Hauser also noted that publicly, Ventura would be combative. But it was different behind the scenes.

"That was his way of poking us, a little bit, but I'll tell you, he had a combative relationship in public, like at news conferences, he loved to spar, we were like wrestling opponents to him," notes Hauser. "But then when the cameras were off, and you were just talking to him one-on-one, he was a pretty good guy. Most of us got along with him pretty well, and it was amazing how his wrestling persona was so much like his gubernatorial persona. He would be the villain and he would battle with you in public, but he was a pretty nice guy. He would probably hate to be outed as a pretty nice guy."
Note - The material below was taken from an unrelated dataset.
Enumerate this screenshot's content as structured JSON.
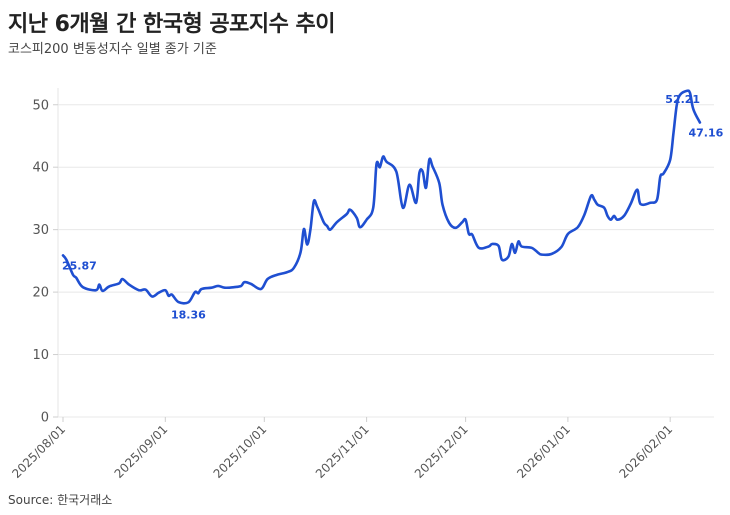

While governor, Ventura noted in an interview with WCCO's Capitol Reporter Eric Eskola in 1999 that many of the things he said in interviews was merely having fun. Some of those things got him in hot water, such as a Playboy interview where Ventura said organized religion was for "weak-minded people." Or when he famously said he wants to come back in his next life as a 38DD bra.

"Again, it's an interview that is fairly lightheartedly, with jokes in it, and not meant to be written in stone but apparently, again, it is," said Ventura. "It's just something I have to learn I guess, that I can't be honest."

Eskola asked the governor if there was anything he wanted Minnesotans to know.

"I would tell Minnesotans to please have a sense of humor, which we all do," said Ventura.

It was four years Minnesota won't soon forget.